Capital Earnings Drive Profit Stability
Westpac Banking Corp announced that its third-quarter net profit remained stable compared to the previous year. The bank's performance was bolstered by increased earnings from capital investments and hedged deposits. These earnings were crucial in counterbalancing the impacts of rising expenses and bad loans.
The increased interest rates allowed Westpac to achieve better returns on its own invested capital. Hedged deposits, which are deposits protected by financial instruments against interest rate fluctuations, played a significant role in maintaining profit stability.
Impact of High Interest Rates on Households
Despite the favorable conditions for capital earnings, the decade-high interest rates have pressured Australian households. These rates, coupled with rising cost-of-living pressures, have strained households' ability to repay loans, increasing financial stress for banks across the nation.
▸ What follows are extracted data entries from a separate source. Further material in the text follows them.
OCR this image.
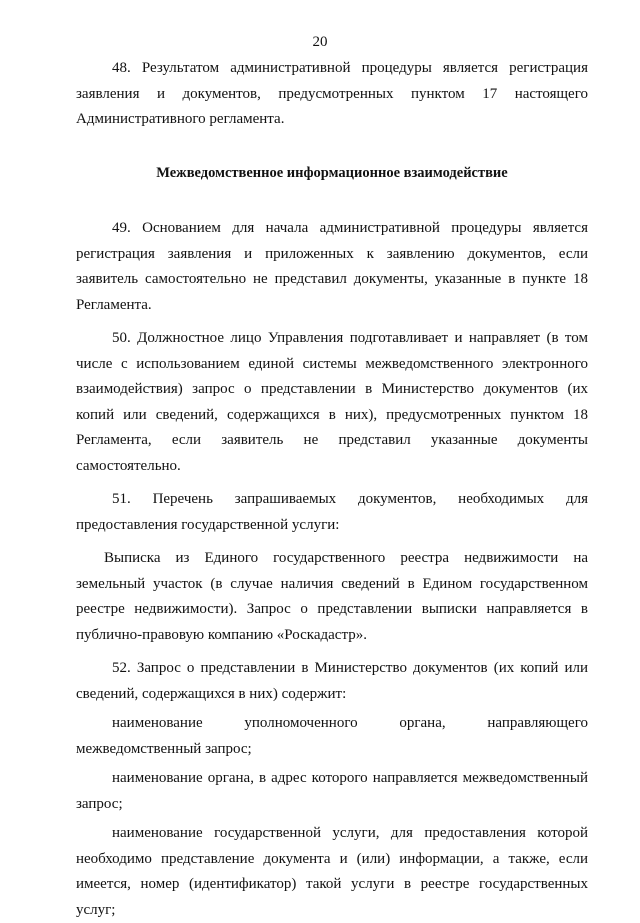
20

48. Результатом административной процедуры является регистрация заявления и документов, предусмотренных пунктом 17 настоящего Административного регламента.

Межведомственное информационное взаимодействие

49. Основанием для начала административной процедуры является регистрация заявления и приложенных к заявлению документов, если заявитель самостоятельно не представил документы, указанные в пункте 18 Регламента.

50. Должностное лицо Управления подготавливает и направляет (в том числе с использованием единой системы межведомственного электронного взаимодействия) запрос о представлении в Министерство документов (их копий или сведений, содержащихся в них), предусмотренных пунктом 18 Регламента, если заявитель не представил указанные документы самостоятельно.

51. Перечень запрашиваемых документов, необходимых для предоставления государственной услуги:

Выписка из Единого государственного реестра недвижимости на земельный участок (в случае наличия сведений в Едином государственном реестре недвижимости). Запрос о представлении выписки направляется в публично-правовую компанию «Роскадастр».

52. Запрос о представлении в Министерство документов (их копий или сведений, содержащихся в них) содержит:

наименование уполномоченного органа, направляющего межведомственный запрос;

наименование органа, в адрес которого направляется межведомственный запрос;

наименование государственной услуги, для предоставления которой необходимо представление документа и (или) информации, а также, если имеется, номер (идентификатор) такой услуги в реестре государственных услуг;
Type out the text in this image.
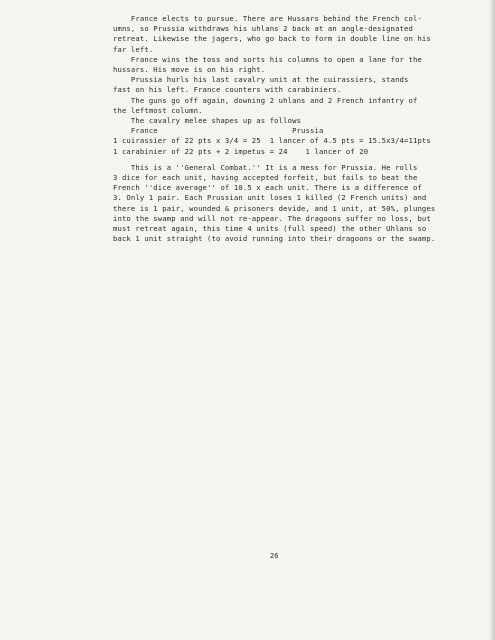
France elects to pursue. There are Hussars behind the French col-
umns, so Prussia withdraws his uhlans 2 back at an angle-designated
retreat. Likewise the jagers, who go back to form in double line on his
far left.
France wins the toss and sorts his columns to open a lane for the
hussars. His move is on his right.
Prussia hurls his last cavalry unit at the cuirassiers, stands
fast on his left. France counters with carabiniers.
The guns go off again, downing 2 uhlans and 2 French infantry of
the leftmost column.
The cavalry melee shapes up as follows
France                              Prussia
1 cuirassier of 22 pts x 3/4 = 25  1 lancer of 4.5 pts = 15.5x3/4=11pts
1 carabinier of 22 pts + 2 impetus = 24    1 lancer of 20
This is a ''General Combat.'' It is a mess for Prussia. He rolls
3 dice for each unit, having accepted forfeit, but fails to beat the
French ''dice average'' of 10.5 x each unit. There is a difference of
3. Only 1 pair. Each Prussian unit loses 1 killed (2 French units) and
there is 1 pair, wounded & prisoners devide, and 1 unit, at 50%, plunges
into the swamp and will not re-appear. The dragoons suffer no loss, but
must retreat again, this time 4 units (full speed) the other Uhlans so
back 1 unit straight (to avoid running into their dragoons or the swamp.
26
Westpac acknowledged these challenges, noting that many businesses are also grappling with cost pressures and reduced demand.
Growth in Deposits and Housing Loans
In a positive turn, Westpac reported a 3% growth in household deposits in Australia on a quarterly annualized basis. This growth indicates the bank's success in attracting more customer savings, even amidst challenging macroeconomic conditions.
Additionally, Westpac noted an 8% growth in Australian housing loans, highlighting its capability to navigate intense competition within the country's mortgage market. The bank's ability to maintain loan growth despite economic headwinds demonstrates its strategic resilience.
Key Financial Metrics
Westpac, Australia's third-largest lender by market value, reported an unaudited net profit of A$1.8 billion ($1.20 billion) for the three months ending June 30, matching the profit posted a year earlier. The bank's net interest margin, which reflects the difference between interest earned from lending and that paid for deposits, slightly decreased to 1.82% from 1.86% the previous year.
With the exchange rate standing at $1 equaling 1.5006 Australian dollars, Westpac's performance amid these circumstances showcases its adaptability and strategic focus in navigating a complex financial landscape.